The former president was facing three charges for the crimes of illicit association, customs fraud and illicit enrichment. The court acquitted Pérez Molina and the former vice president for the latter, alluding that the prosecution had not proven how the defendants’ assets increased.

The sentence that will be imposed for the two crimes has not yet been announced.

“Is a lie. No one ever says that I have given an illegal order and I never did, they never say that they gave me money. I feel disappointed and frustrated,” Pérez Molina told reporters during a break in the judicial hearing against him for corruption.

The case, called “La línea”, was a joint investigation by the then Special Prosecutor’s Office Against Corruption (FECI) and the International Commission Against Impunity in Guatemala (CICIG).

It is a structure that defrauded the State through three customs offices and that, according to the investigators, gave “discounts” to importers so that they would pay less taxes in exchange for bribes.

Pérez Molina, 72, as well as the almost 30 defendants have said that they are innocent of the charges of illicit association, tax fraud and illicit enrichment that they are accused of.

In an intermission of the hearing, he told journalists that it is going to be proven that they would have fabricated a case for him. “I am innocent,” she said. When questioned about his future, he mentioned that he has not yet resolved his legal problems as there are other pending cases.
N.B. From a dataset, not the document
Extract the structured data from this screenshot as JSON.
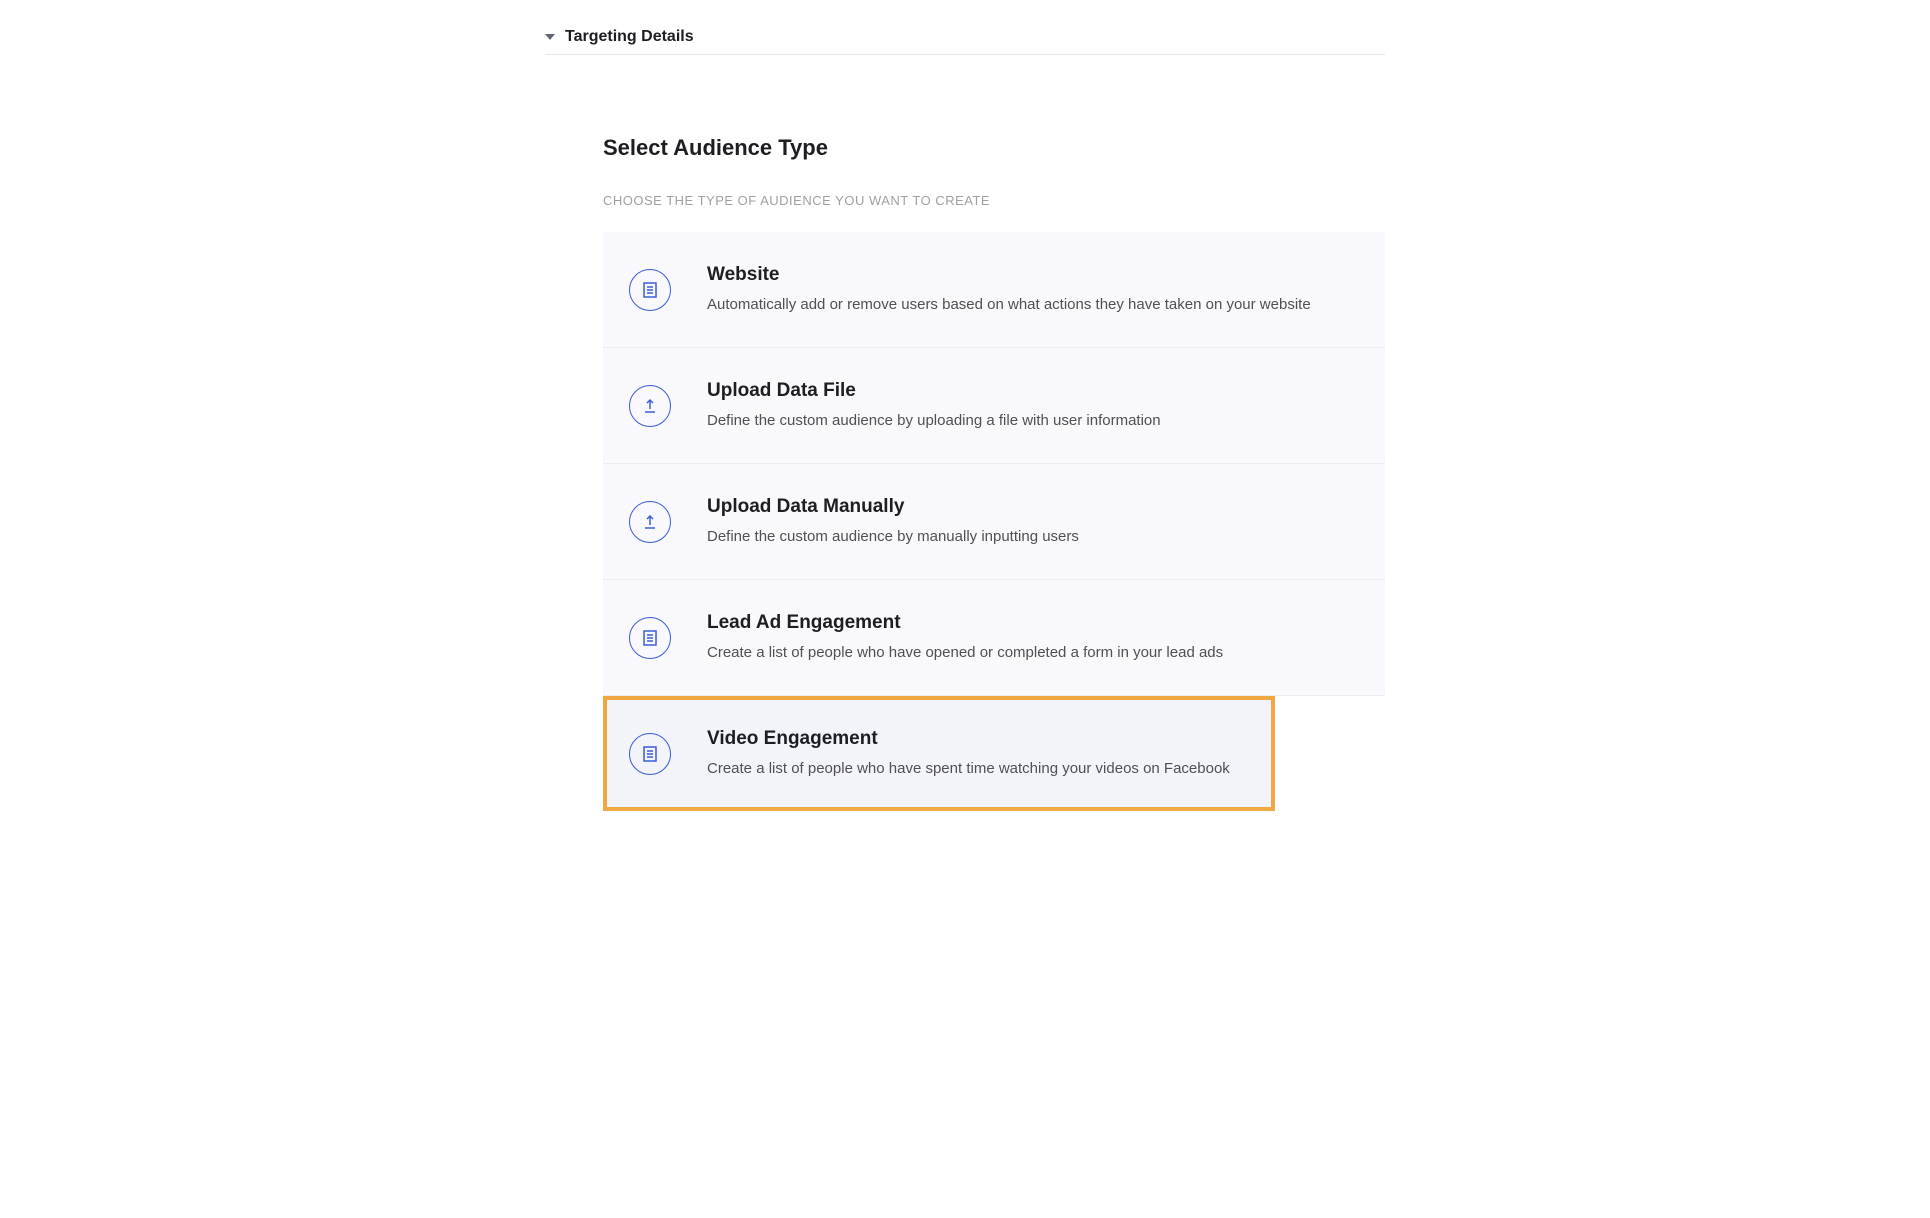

During the hearing that has already started for more than six hours, the court of judges Janeth Valdés, Katty Sarceño and Marling Gonzálezyo has already acquitted seven of the defendants, while reading the accusations of each of the defendants.

In April 2015, thousands of Guatemalan citizens took to the streets to protest in outrage at alleged acts of corruption involving the entire cabinet. Peaceful protests led to the resignation of officials.
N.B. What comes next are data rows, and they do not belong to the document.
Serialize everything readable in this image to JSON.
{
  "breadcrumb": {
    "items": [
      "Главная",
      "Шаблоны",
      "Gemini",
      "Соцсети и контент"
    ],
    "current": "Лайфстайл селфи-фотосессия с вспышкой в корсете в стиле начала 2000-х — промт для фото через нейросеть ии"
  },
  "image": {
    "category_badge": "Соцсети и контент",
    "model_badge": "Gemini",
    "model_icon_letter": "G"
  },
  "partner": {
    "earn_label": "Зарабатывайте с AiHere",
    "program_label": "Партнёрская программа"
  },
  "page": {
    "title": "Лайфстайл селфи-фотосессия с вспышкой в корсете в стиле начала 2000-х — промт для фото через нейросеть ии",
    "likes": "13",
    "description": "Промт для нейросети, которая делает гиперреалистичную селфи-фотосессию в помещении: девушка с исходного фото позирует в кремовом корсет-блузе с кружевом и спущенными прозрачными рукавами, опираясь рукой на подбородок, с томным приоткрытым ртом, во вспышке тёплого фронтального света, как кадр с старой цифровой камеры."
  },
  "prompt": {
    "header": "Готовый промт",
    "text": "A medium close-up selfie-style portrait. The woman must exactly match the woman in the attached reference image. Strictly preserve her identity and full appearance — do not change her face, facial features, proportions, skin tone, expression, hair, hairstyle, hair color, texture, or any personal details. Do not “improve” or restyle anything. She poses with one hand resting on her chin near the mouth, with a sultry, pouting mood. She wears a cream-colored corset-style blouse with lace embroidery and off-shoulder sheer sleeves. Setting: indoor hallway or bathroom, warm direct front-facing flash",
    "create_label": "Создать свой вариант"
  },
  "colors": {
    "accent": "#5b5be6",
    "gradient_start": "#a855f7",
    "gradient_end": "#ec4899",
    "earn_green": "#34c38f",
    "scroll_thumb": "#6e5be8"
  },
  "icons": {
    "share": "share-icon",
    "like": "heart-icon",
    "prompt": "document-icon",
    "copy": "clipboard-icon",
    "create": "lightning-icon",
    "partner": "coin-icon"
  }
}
In May of that year, Vice President Roxana Baldetti was the first to resign from office in the “La Línea” case, for which she is accused. The former official has been convicted of other corruption cases and the United States has requested her extradition to try her for alleged drug trafficking.

On September 2, in his third year of government, Pérez Molina resigned along with his cabinet.
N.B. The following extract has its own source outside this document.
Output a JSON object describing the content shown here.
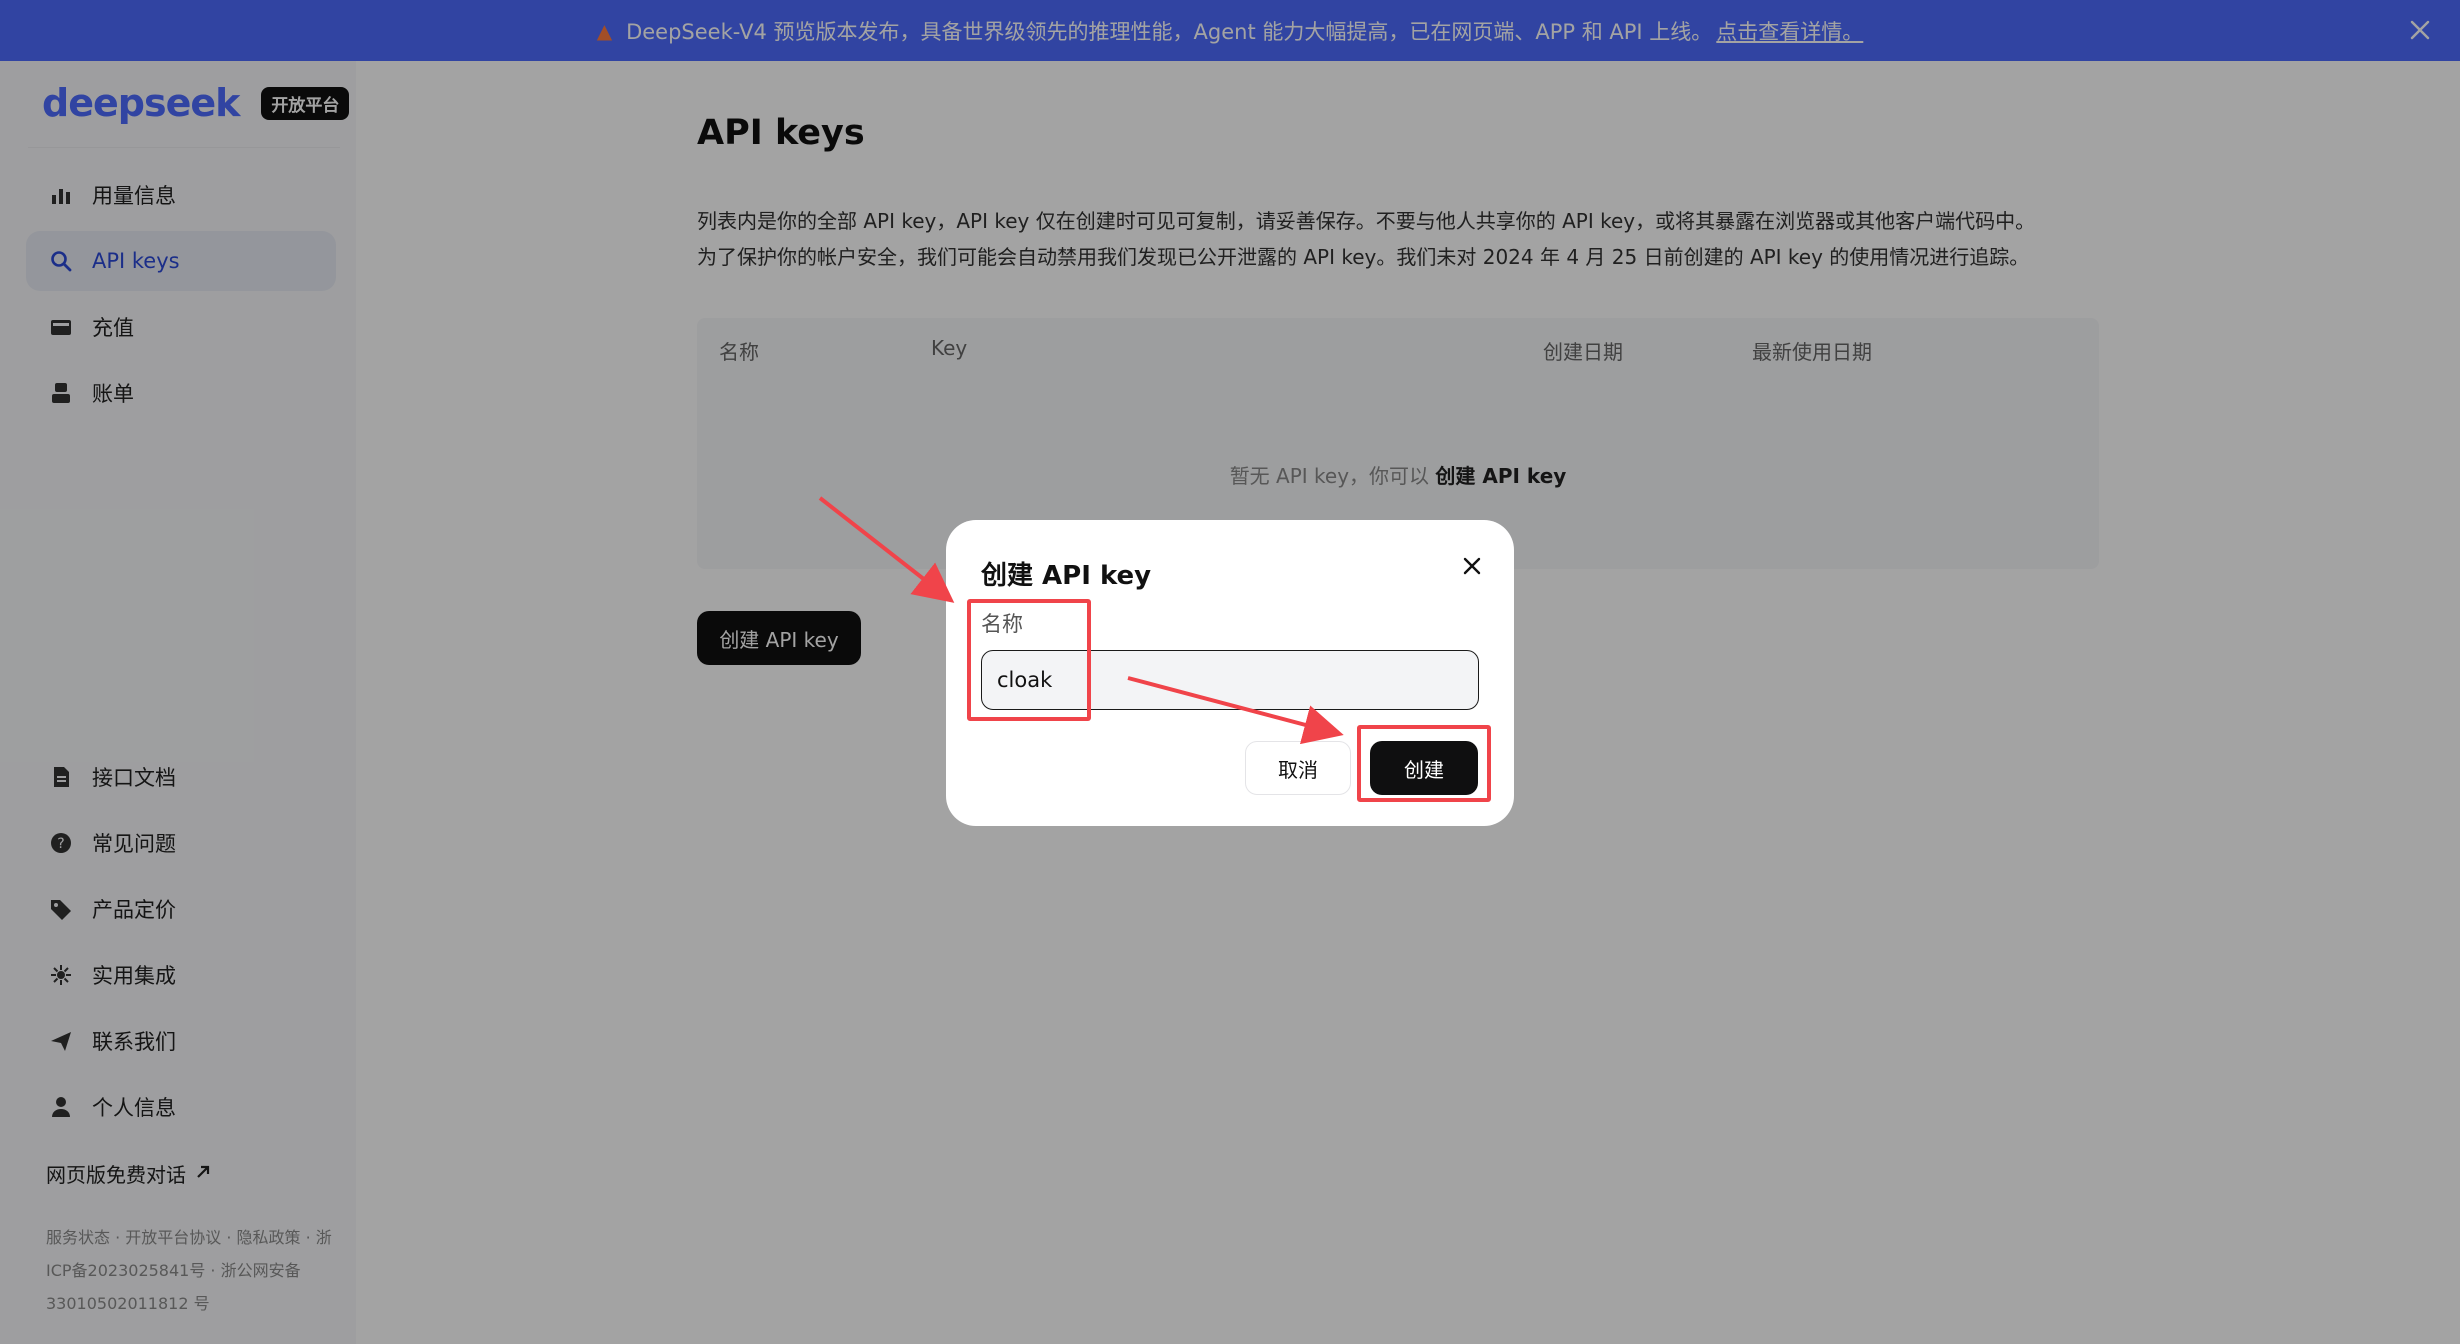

The Prosecutor’s Office had provided not only documentary evidence of the fraud but also testimonies from protected witnesses, effective collaborators and wiretaps in which they spoke of the distribution of the defrauded.

In raids ordered by the Prosecutor’s Office, computers were seized that contained distribution tables of the defrauded and that was partly delivered to Pérez Molina and Baldetti.

Pérez Molina has been in prison since 2015, with some exceptions and permission to leave. The ruling was delayed by the large number of people who are part of the process and who have submitted petitions to the courts.

The former president is also accused in two other corruption cases that have not yet reached trial.

The CICIG was an entity of the United Nations that for 12 years dismantled more than 60 organized crime structures and clandestine security apparatuses embedded in the Guatemalan State and came to an end in 2019 after the decision of then-President Jimmy Morales not to renew his mandate.

After the CICIG’s departure from Guatemala, a large number of the cases it investigated were reversed and those accused of corruption were released or freed from charges. The prosecutor who led the investigations, Juan Francisco Sandoval, had to go into exile after denouncing persecution for his work against corruption.